Damien Cave of the New York Times has pieced together evidence that the net flow of undocumented migrants from Mexico to the US may have dropped to zero or even have reversed itself. That does not mean that no one is crossing the border heading north, but the flow is considerably lower than it used to be, and may be matched by people heading back to Mexico from the US. Elizabeth Aguilera of the San Diego Union-Tribune has also pulled together a similar story.

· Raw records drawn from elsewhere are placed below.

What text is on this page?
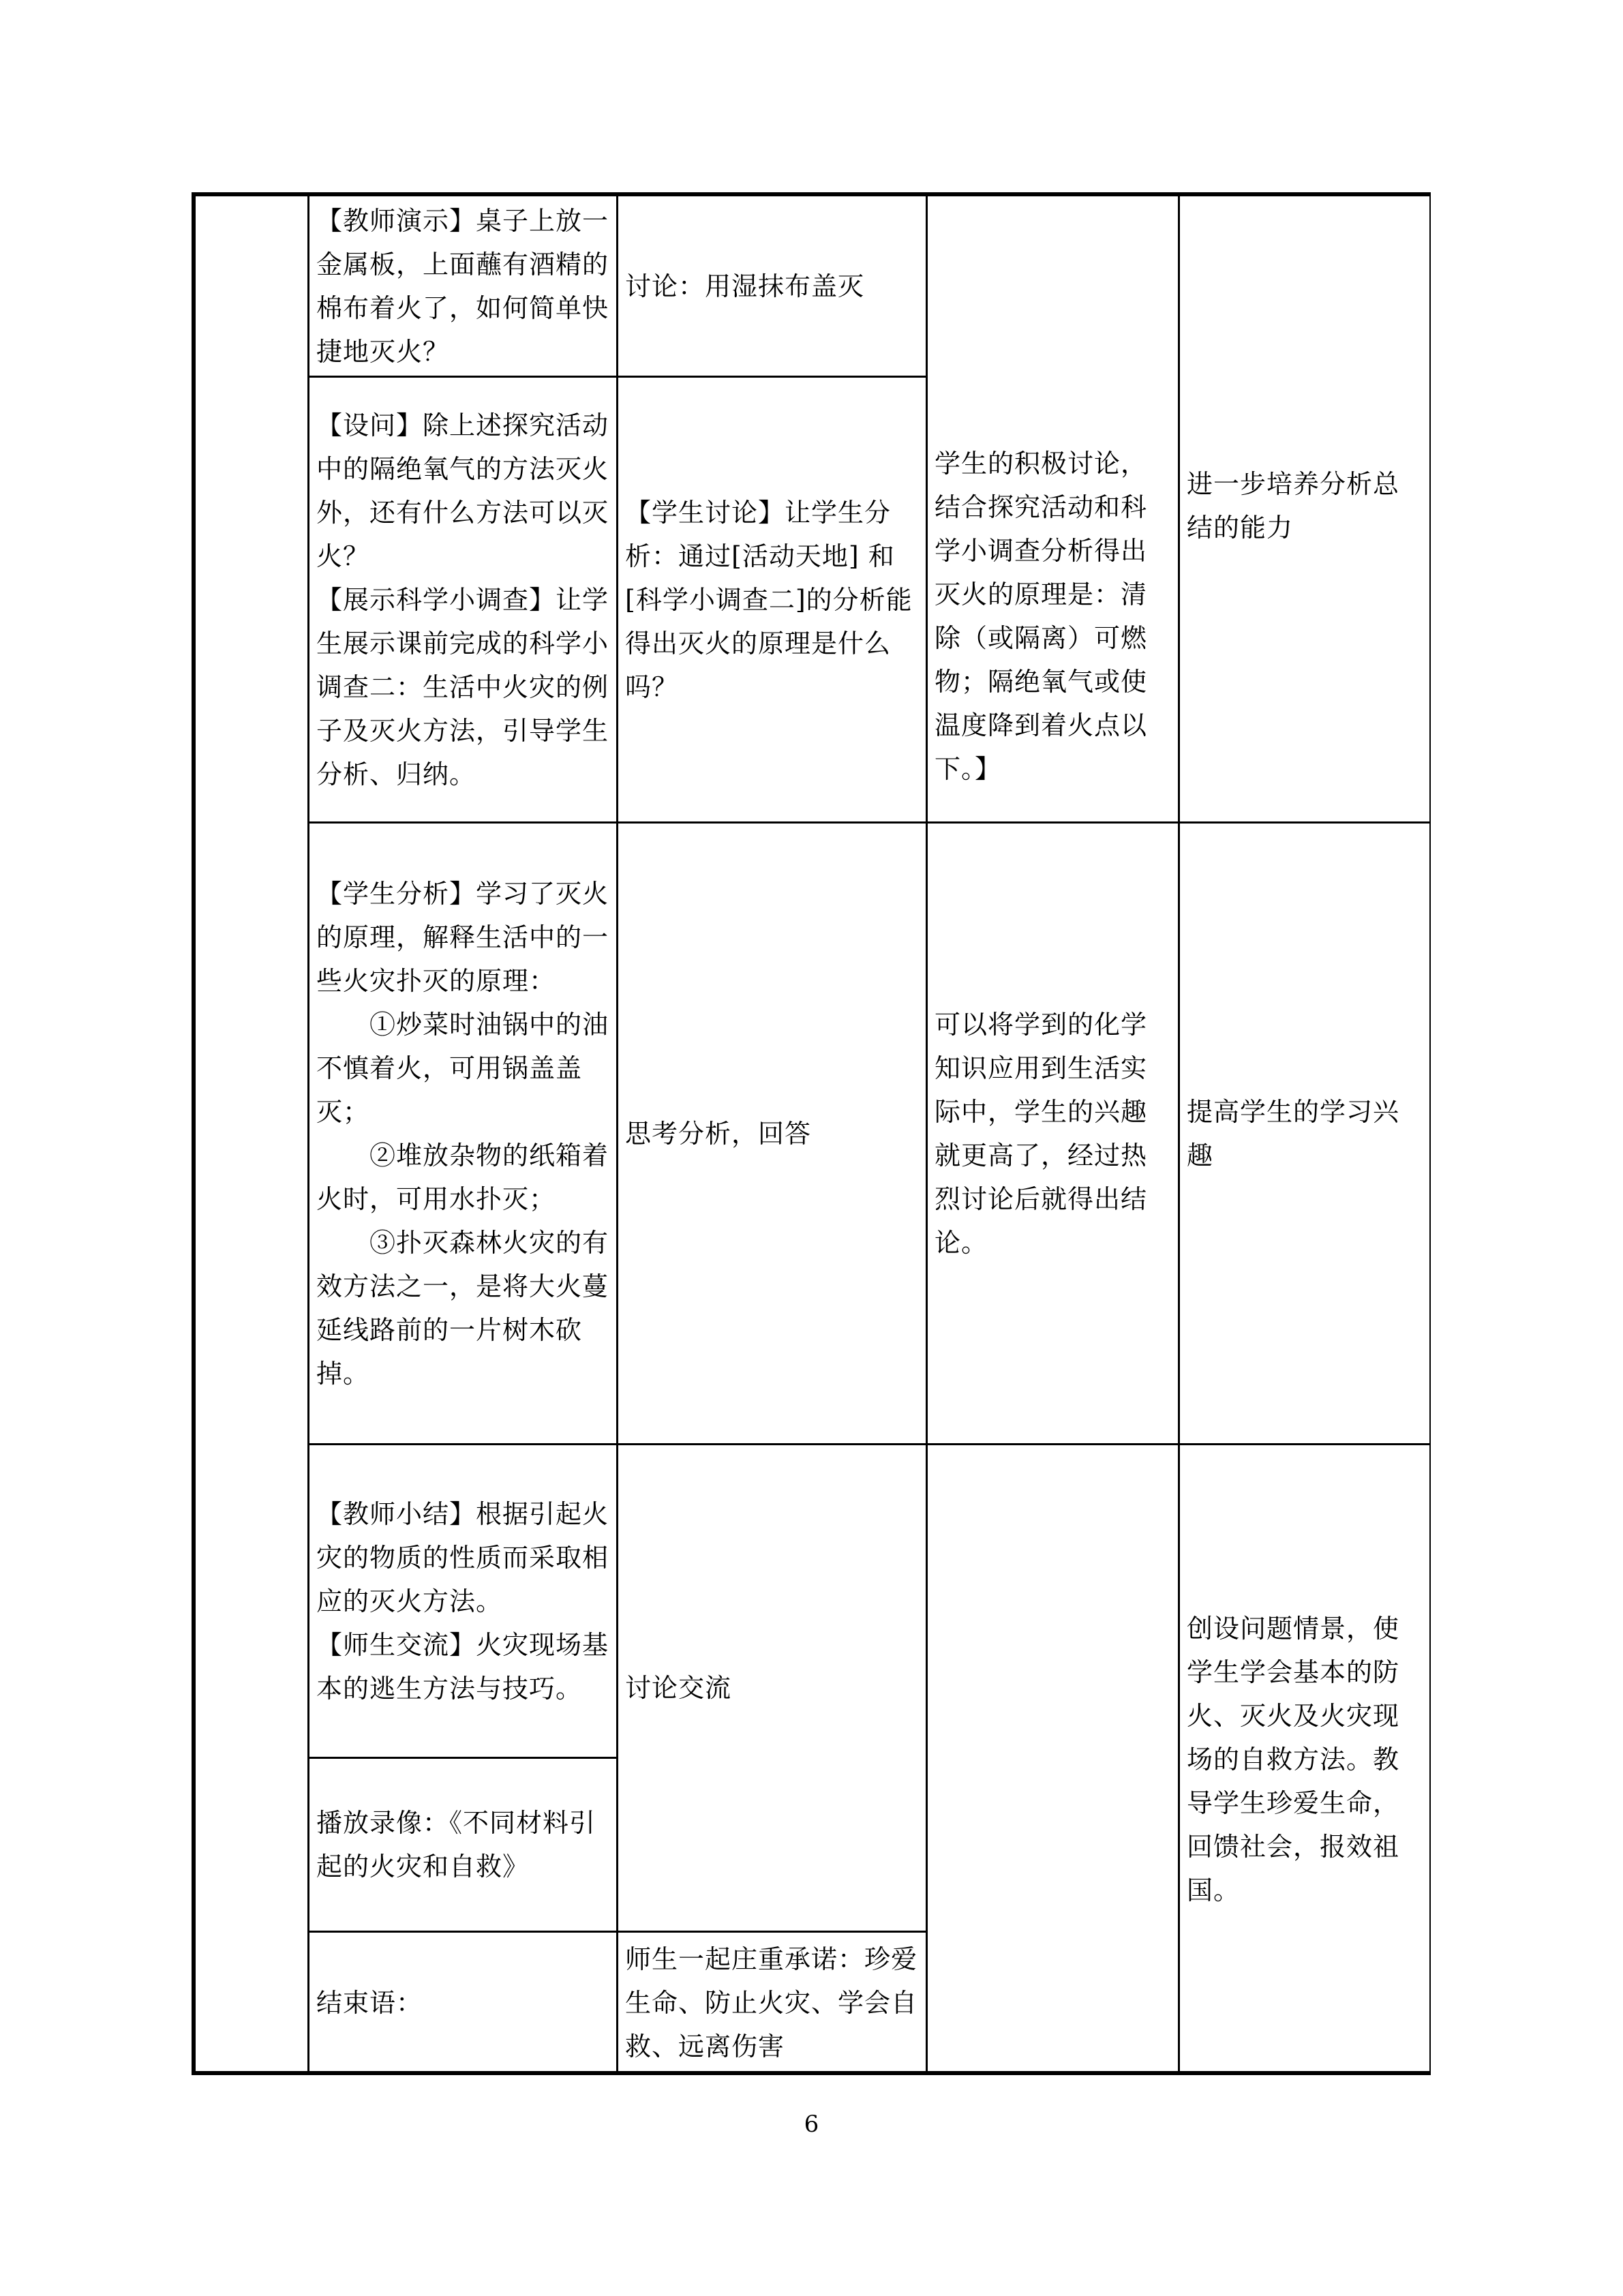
【教师演示】桌子上放一金属板，上面蘸有酒精的棉布着火了，如何简单快捷地灭火？
讨论：用湿抹布盖灭
【设问】除上述探究活动中的隔绝氧气的方法灭火外，还有什么方法可以灭火？
【展示科学小调查】让学生展示课前完成的科学小调查二：生活中火灾的例子及灭火方法，引导学生分析、归纳。
【学生讨论】让学生分析：通过[活动天地] 和[科学小调查二]的分析能得出灭火的原理是什么吗？
学生的积极讨论，结合探究活动和科学小调查分析得出灭火的原理是：清除（或隔离）可燃物；隔绝氧气或使温度降到着火点以下。】
进一步培养分析总结的能力
【学生分析】学习了灭火的原理，解释生活中的一些火灾扑灭的原理：
　　①炒菜时油锅中的油不慎着火，可用锅盖盖灭；
　　②堆放杂物的纸箱着火时，可用水扑灭；
　　③扑灭森林火灾的有效方法之一，是将大火蔓延线路前的一片树木砍掉。
思考分析，回答
可以将学到的化学知识应用到生活实际中，学生的兴趣就更高了，经过热烈讨论后就得出结论。
提高学生的学习兴趣
【教师小结】根据引起火灾的物质的性质而采取相应的灭火方法。
【师生交流】火灾现场基本的逃生方法与技巧。
播放录像：《不同材料引起的火灾和自救》
讨论交流
结束语：
师生一起庄重承诺：珍爱生命、防止火灾、学会自救、远离伤害
创设问题情景，使学生学会基本的防火、灭火及火灾现场的自救方法。教导学生珍爱生命，回馈社会，报效祖国。
6
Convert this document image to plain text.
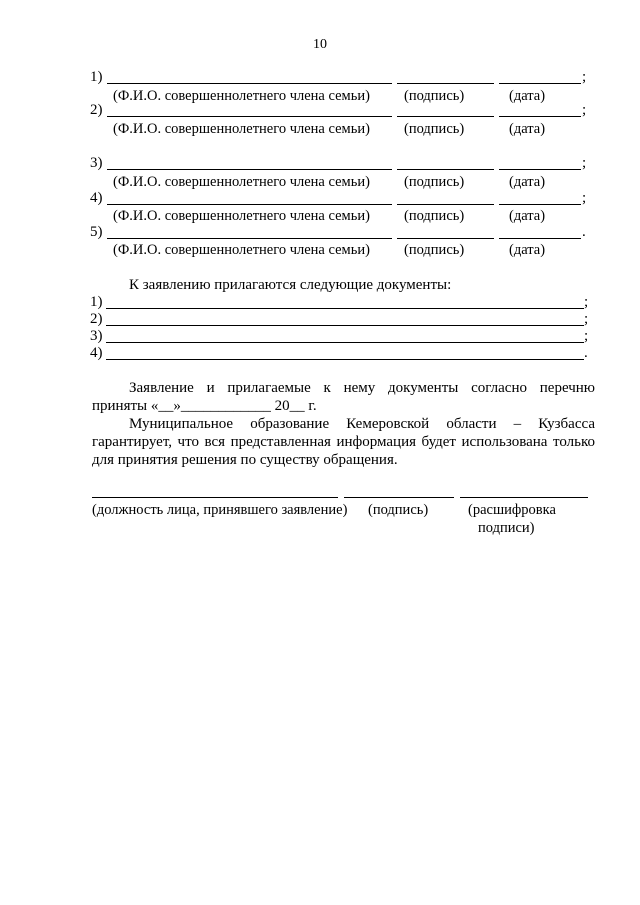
10
1)	;
(Ф.И.О. совершеннолетнего члена семьи) (подпись)	(дата)
2)	;
(Ф.И.О. совершеннолетнего члена семьи) (подпись)	(дата)
3)	;
(Ф.И.О. совершеннолетнего члена семьи) (подпись)	(дата)
4)	;
(Ф.И.О. совершеннолетнего члена семьи) (подпись)	(дата)
5)	.
(Ф.И.О. совершеннолетнего члена семьи) (подпись)	(дата)
К заявлению прилагаются следующие документы:
1)	;
2)	;
3)	;
4)	.
Заявление и прилагаемые к нему документы согласно перечню
приняты «__»____________ 20__ г.
Муниципальное образование Кемеровской области – Кузбасса
гарантирует, что вся представленная информация будет использована только
для принятия решения по существу обращения.
(должность лица, принявшего заявление) (подпись)	(расшифровка
подписи)
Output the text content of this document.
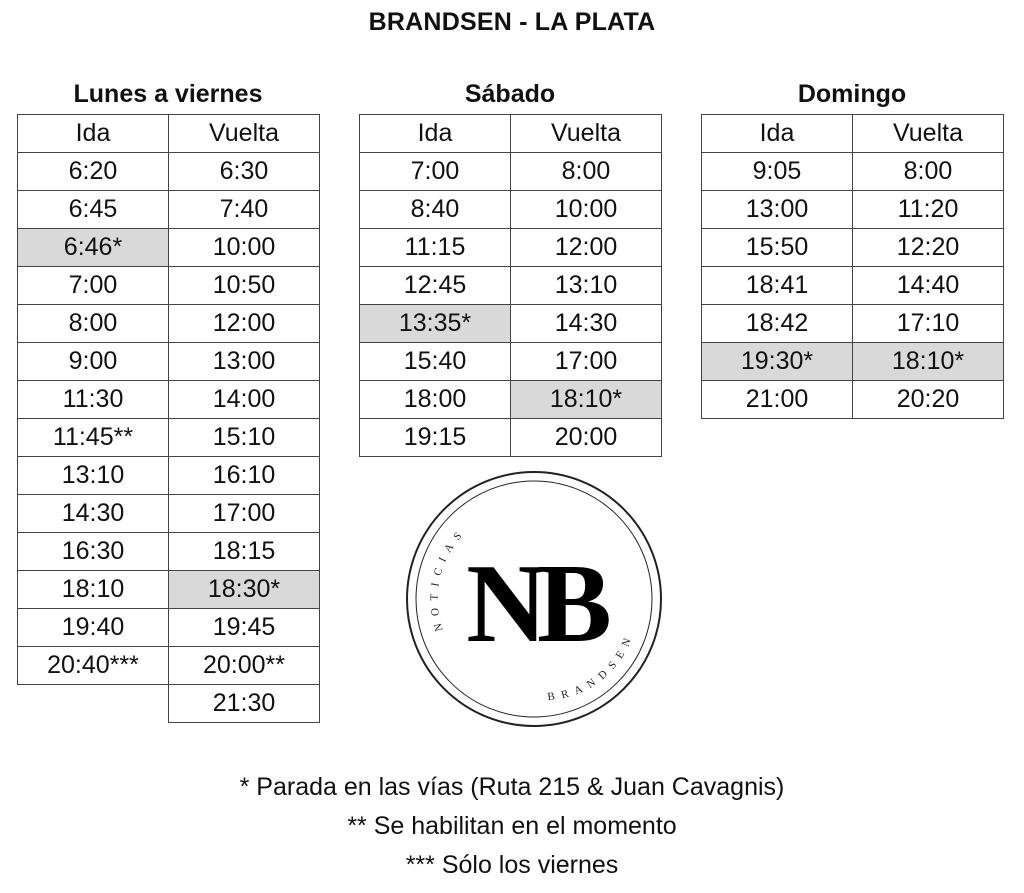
BRANDSEN - LA PLATA
Lunes a viernes
Ida	Vuelta
6:20	6:30
6:45	7:40
6:46*	10:00
7:00	10:50
8:00	12:00
9:00	13:00
11:30	14:00
11:45**	15:10
13:10	16:10
14:30	17:00
16:30	18:15
18:10	18:30*
19:40	19:45
20:40***	20:00**
	21:30
Sábado
Ida	Vuelta
7:00	8:00
8:40	10:00
11:15	12:00
12:45	13:10
13:35*	14:30
15:40	17:00
18:00	18:10*
19:15	20:00
Domingo
Ida	Vuelta
9:05	8:00
13:00	11:20
15:50	12:20
18:41	14:40
18:42	17:10
19:30*	18:10*
21:00	20:20
NOTICIAS
BRANDSEN
NB
* Parada en las vías (Ruta 215 & Juan Cavagnis)
** Se habilitan en el momento
*** Sólo los viernes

The evidence comes collectively from the latest round of data collected by the Mexican Migration Project at Princeton University (which interviews migrants in Mexico about their experience in the US), the calculations of undocumented migration by the Pew Hispanic Research Center, which are based especially on the Current Population Survey, by Border Patrol apprehension data, and by organizations such as the Center for Comparative Immigration Studies at UC, San Diego which regularly track data from selected communities in Mexico.
The reasons for the decline represent a type of "perfect storm". The "Great Recession" is an obvious factor, along with the greater cost of crossing the border as a result of increasingly tighter border security, the increased Federal deportation of undocumented immigrants, and the increasingly hostile legislation passed in a variety of states over the past few years. At the same time, as I (and my son and co-author, Greg Weeks) have been noting for some time, the long-term decline in the birth rate in Mexico (accompanied in the US by the birth of children of immigrants) is closing the gap in the age structures of the two countries that has been filled by immigrants for the past several decades. If this really is the end of the demographic fit between the two countries, it happened even more quickly than we would have predicted largely because of the unexpected impact of the Great Recession.